Use of Shadows Overkill
While the story line kept me intrigued, the use of dark shadows was more than off-putting. A cinematic technique should augment the experience of the film. It seems that Tomas Alfredson, the director, wanted to remind us of the grunginess of the old 70's cigarette culture.
A visit to the flat of Control in the opening scenes reveals a kind of inhabited smoking room. Prideaux enters Control's lair to receive (unbeknownst to him) his last orders- use his Hungarian identity to travel to eastern Europe and facilitate the defection of a Hungarian general. The general, Control tells him, has "treasure", valuable information.
Camera shots of the halls and rooms of "the Circus", the headquarters building of MI6, show elements semi-coated in soot. A heavy feeling comes out of the screen and permeates into the viewer.

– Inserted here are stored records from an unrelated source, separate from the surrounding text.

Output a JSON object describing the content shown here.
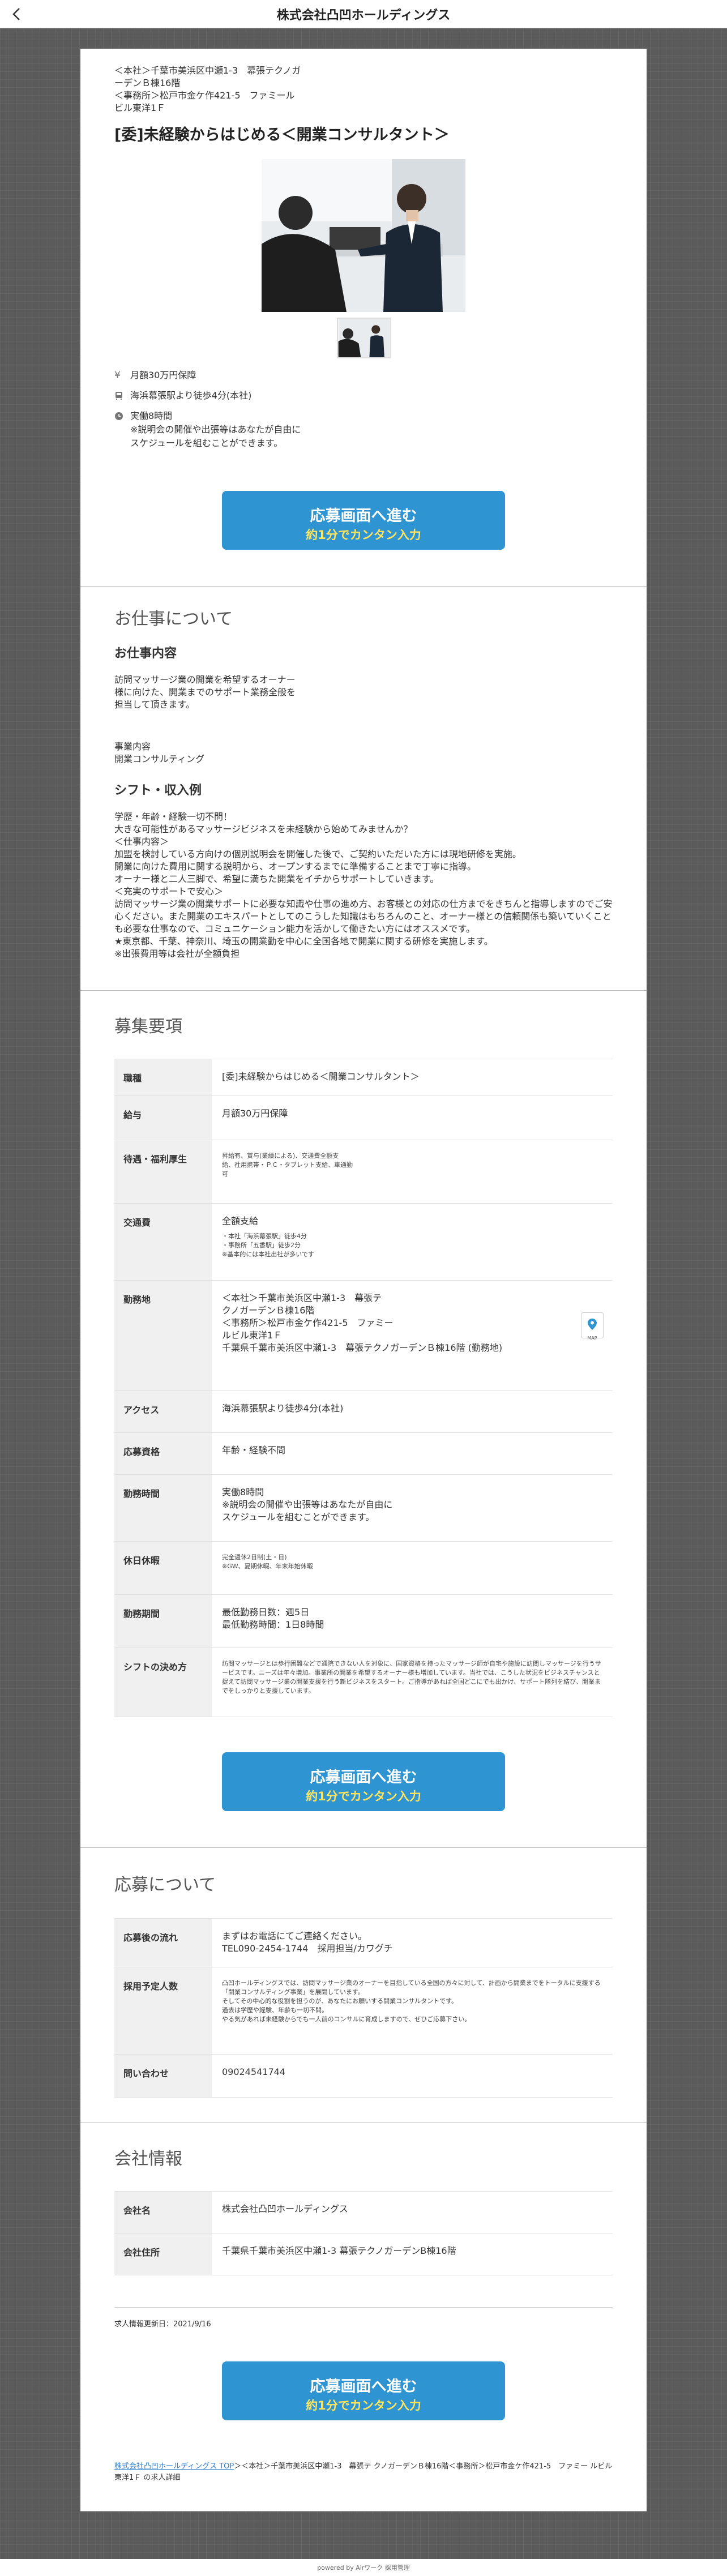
{
  "header": {
    "title": "株式会社凸凹ホールディングス",
    "back_icon": "chevron-left-icon"
  },
  "hero": {
    "address": "＜本社＞千葉市美浜区中瀬1-3　幕張テクノガーデンＢ棟16階\n＜事務所＞松戸市金ケ作421-5　ファミールビル東洋1Ｆ",
    "job_title": "[委]未経験からはじめる＜開業コンサルタント＞",
    "info": [
      {
        "icon": "yen-icon",
        "text": "月額30万円保障"
      },
      {
        "icon": "train-icon",
        "text": "海浜幕張駅より徒歩4分(本社)"
      },
      {
        "icon": "clock-icon",
        "text": "実働8時間\n※説明会の開催や出張等はあなたが自由に\nスケジュールを組むことができます。"
      }
    ]
  },
  "cta": {
    "line1": "応募画面へ進む",
    "line2": "約1分でカンタン入力"
  },
  "about": {
    "title": "お仕事について",
    "work_heading": "お仕事内容",
    "work_text": "訪問マッサージ業の開業を希望するオーナー様に向けた、開業までのサポート業務全般を担当して頂きます。",
    "work_detail": "事業内容\n開業コンサルティング",
    "shift_heading": "シフト・収入例",
    "shift_text": "学歴・年齢・経験一切不問！\n大きな可能性があるマッサージビジネスを未経験から始めてみませんか？\n＜仕事内容＞\n加盟を検討している方向けの個別説明会を開催した後で、ご契約いただいた方には現地研修を実施。\n開業に向けた費用に関する説明から、オープンするまでに準備することまで丁寧に指導。\nオーナー様と二人三脚で、希望に満ちた開業をイチからサポートしていきます。\n＜充実のサポートで安心＞\n訪問マッサージ業の開業サポートに必要な知識や仕事の進め方、お客様との対応の仕方までをきちんと指導しますのでご安心ください。また開業のエキスパートとしてのこうした知識はもちろんのこと、オーナー様との信頼関係も築いていくことも必要な仕事なので、コミュニケーション能力を活かして働きたい方にはオススメです。\n★東京都、千葉、神奈川、埼玉の開業勤を中心に全国各地で開業に関する研修を実施します。\n※出張費用等は会社が全額負担"
  },
  "recruit": {
    "title": "募集要項",
    "rows": [
      {
        "label": "職種",
        "value": "[委]未経験からはじめる＜開業コンサルタント＞"
      },
      {
        "label": "給与",
        "value": "月額30万円保障"
      },
      {
        "label": "待遇・福利厚生",
        "value": "",
        "small": "昇給有、賞与(業績による)、交通費全額支\n給、社用携帯・ＰＣ・タブレット支給、車通勤\n可"
      },
      {
        "label": "交通費",
        "value": "全額支給",
        "small": "・本社「海浜幕張駅」徒歩4分\n・事務所「五香駅」徒歩2分\n※基本的には本社出社が多いです"
      },
      {
        "label": "勤務地",
        "value": "＜本社＞千葉市美浜区中瀬1-3　幕張テ\nクノガーデンＢ棟16階\n＜事務所＞松戸市金ケ作421-5　ファミー\nルビル東洋1Ｆ\n千葉県千葉市美浜区中瀬1-3　幕張テクノガーデンＢ棟16階 (勤務地)",
        "map_label": "MAP"
      },
      {
        "label": "アクセス",
        "value": "海浜幕張駅より徒歩4分(本社)"
      },
      {
        "label": "応募資格",
        "value": "年齢・経験不問"
      },
      {
        "label": "勤務時間",
        "value": "実働8時間\n※説明会の開催や出張等はあなたが自由に\nスケジュールを組むことができます。"
      },
      {
        "label": "休日休暇",
        "value": "",
        "small": "完全週休2日制(土・日)\n※GW、夏期休暇、年末年始休暇"
      },
      {
        "label": "勤務期間",
        "value": "最低勤務日数：週5日\n最低勤務時間：1日8時間"
      },
      {
        "label": "シフトの決め方",
        "value": "",
        "small": "訪問マッサージとは歩行困難などで通院できない人を対象に、国家資格を持ったマッサージ師が自宅や施設に訪問しマッサージを行うサービスです。ニーズは年々増加。事業所の開業を希望するオーナー様も増加しています。当社では、こうした状況をビジネスチャンスと捉えて訪問マッサージ業の開業支援を行う新ビジネスをスタート。ご指導があれば全国どこにでも出かけ、サポート隊列を結び、開業までをしっかりと支援しています。"
      }
    ]
  },
  "apply": {
    "title": "応募について",
    "rows": [
      {
        "label": "応募後の流れ",
        "value": "まずはお電話にてご連絡ください。\nTEL090-2454-1744　採用担当/カワグチ"
      },
      {
        "label": "採用予定人数",
        "value": "",
        "small": "凸凹ホールディングスでは、訪問マッサージ業のオーナーを目指している全国の方々に対して、計画から開業までをトータルに支援する「開業コンサルティング事業」を展開しています。\nそしてその中心的な役割を担うのが、あなたにお願いする開業コンサルタントです。\n過去は学歴や経験、年齢も一切不問。\nやる気があれば未経験からでも一人前のコンサルに育成しますので、ぜひご応募下さい。"
      },
      {
        "label": "問い合わせ",
        "value": "09024541744"
      }
    ]
  },
  "company": {
    "title": "会社情報",
    "rows": [
      {
        "label": "会社名",
        "value": "株式会社凸凹ホールディングス"
      },
      {
        "label": "会社住所",
        "value": "千葉県千葉市美浜区中瀬1-3 幕張テクノガーデンB棟16階"
      }
    ],
    "updated": "求人情報更新日：2021/9/16"
  },
  "breadcrumb": {
    "link": "株式会社凸凹ホールディングス TOP",
    "rest": "＞＜本社＞千葉市美浜区中瀬1-3　幕張テ クノガーデンＢ棟16階＜事務所＞松戸市金ケ作421-5　ファミー ルビル東洋1Ｆ の求人詳細"
  },
  "footer": {
    "text": "powered by Airワーク 採用管理"
  }
}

In the final scene, the characters who have overcome, outsmarted Karla, and found the mole, are shown walking in a clean, fully lit hall of MI6. They also wear more modern, crisp suits. It seems Alfredson wanted to convey the idea of a general, uncentered darkness permeating the Circus. In the end, the viewer can conclude this darkness flowed out of the awareness of many that a mole operated within the highest echelons of the Circus.
Wife Didn't Like it. I did.
My wife grew up under communist rule. I know a lot of Russian, Ukrainians, White Russians (Byelorussians), Moldovans, Latvians, et al. One thing they all share: a paranoia of intelligence agents.

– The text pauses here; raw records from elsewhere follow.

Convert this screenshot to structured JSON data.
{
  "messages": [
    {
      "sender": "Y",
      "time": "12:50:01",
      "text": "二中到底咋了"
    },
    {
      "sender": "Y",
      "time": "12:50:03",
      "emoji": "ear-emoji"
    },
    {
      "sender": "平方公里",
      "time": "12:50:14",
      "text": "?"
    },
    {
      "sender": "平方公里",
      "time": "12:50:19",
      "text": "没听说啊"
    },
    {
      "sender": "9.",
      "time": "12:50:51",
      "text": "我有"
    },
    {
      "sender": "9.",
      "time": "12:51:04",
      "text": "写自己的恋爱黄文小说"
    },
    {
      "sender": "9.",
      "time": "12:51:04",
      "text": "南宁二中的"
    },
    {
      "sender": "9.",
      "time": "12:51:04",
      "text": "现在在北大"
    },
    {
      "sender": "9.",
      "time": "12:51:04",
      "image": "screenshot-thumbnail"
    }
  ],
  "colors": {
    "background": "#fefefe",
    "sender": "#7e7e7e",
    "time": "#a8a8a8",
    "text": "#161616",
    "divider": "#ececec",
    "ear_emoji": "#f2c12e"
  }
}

I once attended a prayer meeting at the home of a Byelorussian pastor. As we sat, the others conversed in Russian. At some point, I noticed Yuriy making the outline of a square object with his hands. "What is the word for...", he began to ask a sentence I knew. I regularly asked my wife for a word for something in Russian. "a small house", he continued. I knew that word, too. "for chickens". I knew that word, too! No one could remember the word. Several people were adding to the word search, but others concluded with "Nyet, nyet." I suddenly remembered the word from my "My First 1,000 Words in Russian" picture book. "Kooryatnik!" I yelled out, pleased with myself. But, they all stared at me until Yuriy asked, "How do you know this word?"
For weeks after that, rumors filtered back to me about conversations that maybe I was a spy sent to infiltrate the church and see what they are up to. (In communism, the KGB really did infiltrate churches. Many thousands were tortured and sent to gulags because they were Christians. Owning a Bible was illegal.)
So, the convolutions of Tinker Tailor Soldier Spy were peurile to my wife. She thought the overall plot was not very intricate at all. The plot in Tinker Tailor, after all, is just a two-tier subterfuge. That is a basic, novice deception for a Russian spy.
I, however, enjoyed the slow reveal of details and the pondering of the facts and their implications as to who was involved. The director, however, concluded the meaning of much of the information within a short time following the reveal. So, this favorite aspect of spy movie lovers was somewhat short-lived.
I did enjoy the movie. It can also be a good watch at home. The dark, shadowy filming technique greatly reduces the bigger than life feel of in-theater movie watching.